Again and again as a DBA I am trying to say that automation is the way for a DBA to make the job easier. In many cases I have seen that DBAs are using a manual labor to verify if scheduled jobs are running, backup files are created or deleted, and so on. But it is a time for the automation of any ideas that may popup in your head. Especially in the cases when DBA is maintaining multiple servers and many databases. Let’s see an automated approach for the next situation with scheduled job. The job that is running on a server has its duration. Usually, the duration for a job step in a server is a permanent value. It means that if today job step is running within 20 minutes you may expect that tomorrow it will have the same duration e.g. 20 plus/minus few minutes. There are some situations when a job step is succeeding (not failed) but was running an unusually long time. It may happen for many reasons – network issues, high CPU utilization, some excessive blocking situations etc. And as a DBA you probably would like to know when it is occurs. To get an idea of such suddenly unusual situations I did setup the automated process. There are few ways to organize the process. It depended from the scheduled jobs and job’s settings. Let’s see how we can use the SQL Server system tables to setup an automated control and when job step duration was unusually long email a warning.
Logical idea of the process is to analyze the duration for the job step and find the difference between average running time and the duration the job step had. To make a clear shut, we should exclude unusually long running instances of the job step from previous executions. In many cases it is more practical to analyze each step separately from the job itself. In addition, unusually long running behavior should be defined as well. Based on my practical experience, I do consider job duration time unusually long if it is about 20 - 30% over the average time. But if job step duration is short (I do identify short as less than 1 minute) then check threshold should be bumped to 100%.
For example, if job step runs 30 seconds then warning flag should be raised only if duration more than 60 seconds. In case of job step duration is 200 seconds a warning should be raised when duration is over 260 seconds. For the long running job steps (over 30-45 minutes) level of awareness may be lowered to 20% (sometime even 10-15 percent).
Let’s see the code for the logic. First, create a table to keep all running job steps historical information in convenient format with some additional flags.
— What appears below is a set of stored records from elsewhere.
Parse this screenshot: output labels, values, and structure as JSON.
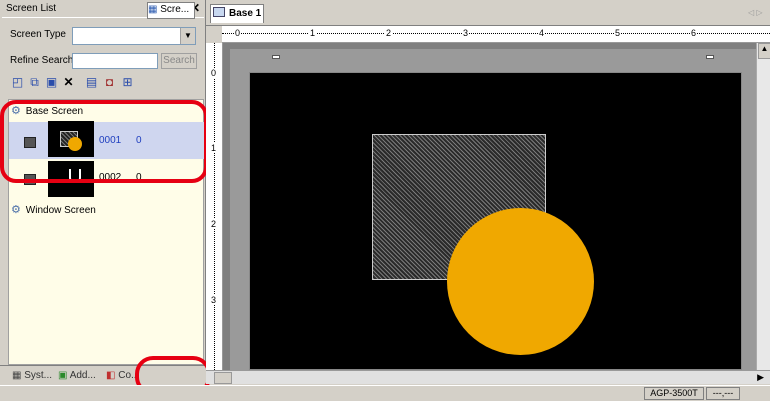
{
  "panel": {
    "title": "Screen List",
    "pin": "ꟼ",
    "close": "✕"
  },
  "filter": {
    "screen_type_label": "Screen Type",
    "screen_type_value": "",
    "refine_label": "Refine Search",
    "refine_value": "",
    "search_button": "Search"
  },
  "tree": {
    "base_group": "Base Screen",
    "window_group": "Window Screen",
    "items": [
      {
        "number": "0001",
        "extra": "0"
      },
      {
        "number": "0002",
        "extra": "0"
      }
    ]
  },
  "tabs": [
    "Syst...",
    "Add...",
    "Co...",
    "Scre..."
  ],
  "document": {
    "tab_title": "Base 1"
  },
  "ruler": {
    "h": [
      "0",
      "1",
      "2",
      "3",
      "4",
      "5",
      "6"
    ],
    "v": [
      "0",
      "1",
      "2",
      "3"
    ]
  },
  "status": {
    "model": "AGP-3500T",
    "coords": "---,---"
  },
  "colors": {
    "highlight": "#e60012",
    "circle": "#f0a800",
    "selection": "#cfd6ef"
  }
}
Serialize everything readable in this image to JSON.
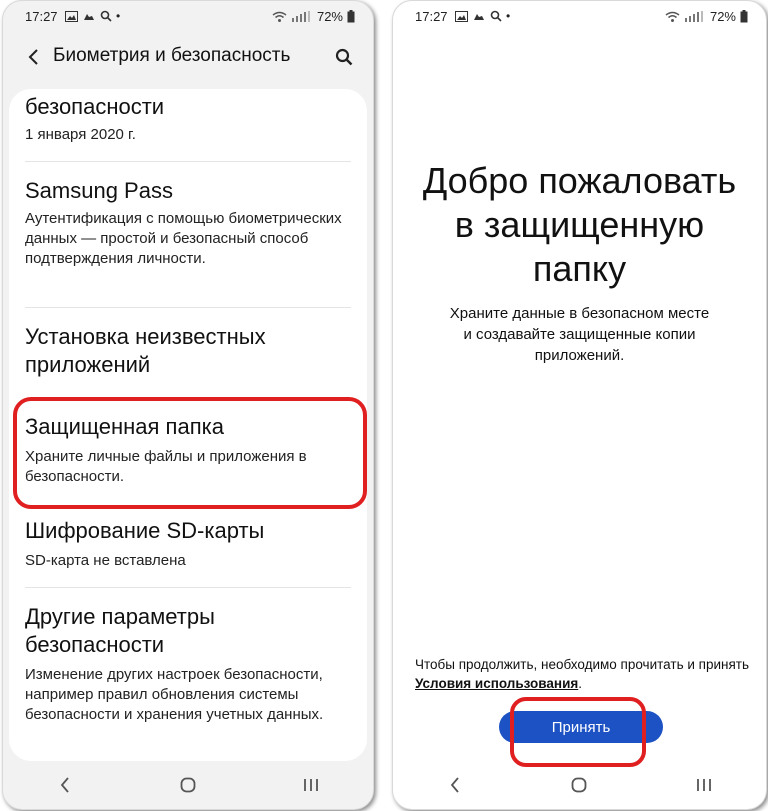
{
  "left_screen": {
    "status_bar": {
      "time": "17:27",
      "battery": "72%"
    },
    "header": {
      "title": "Биометрия и безопасность"
    },
    "items": [
      {
        "title": "безопасности",
        "subtitle": "1 января 2020 г."
      },
      {
        "title": "Samsung Pass",
        "subtitle": "Аутентификация с помощью биометрических данных — простой и безопасный способ подтверждения личности."
      },
      {
        "title": "Установка неизвестных приложений",
        "subtitle": ""
      },
      {
        "title": "Защищенная папка",
        "subtitle": "Храните личные файлы и приложения в безопасности."
      },
      {
        "title": "Шифрование SD-карты",
        "subtitle": "SD-карта не вставлена"
      },
      {
        "title": "Другие параметры безопасности",
        "subtitle": "Изменение других настроек безопасности, например правил обновления системы безопасности и хранения учетных данных."
      }
    ]
  },
  "right_screen": {
    "status_bar": {
      "time": "17:27",
      "battery": "72%"
    },
    "title": "Добро пожаловать\nв защищенную\nпапку",
    "description": "Храните данные в безопасном месте\nи создавайте защищенные копии\nприложений.",
    "terms_prefix": "Чтобы продолжить, необходимо прочитать и принять ",
    "terms_link": "Условия использования",
    "terms_suffix": ".",
    "accept_label": "Принять"
  },
  "colors": {
    "highlight": "#e02020",
    "accept_button": "#1c52c4",
    "settings_background": "#f2f2f2"
  },
  "icons": [
    "back-arrow-icon",
    "search-icon",
    "wifi-icon",
    "signal-icon",
    "battery-icon",
    "recent-apps-icon",
    "home-icon",
    "nav-back-icon"
  ]
}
Create table DBA_JOB_STEPS_HISTORY ( history_id int identity (1,1) Primary key, Insert_DT datetime default (getdate()), instance_id int, -- system job step history unique identifier job_id uniqueidentifier, -- Unique ID of the job job_step_id int, -- step number in the job job_nm sysname, -- Name of the job step_nm varchar(128), -- name of the step last_run_date datetime, -- Date and time the job last started execution duration int, -- time job run in seconds long_running_flag char(1) -- flag to identify if long running this time )
Before inserting any information into the table, verification process will be conducted and based on the result outcome an email will be sent to the recipients.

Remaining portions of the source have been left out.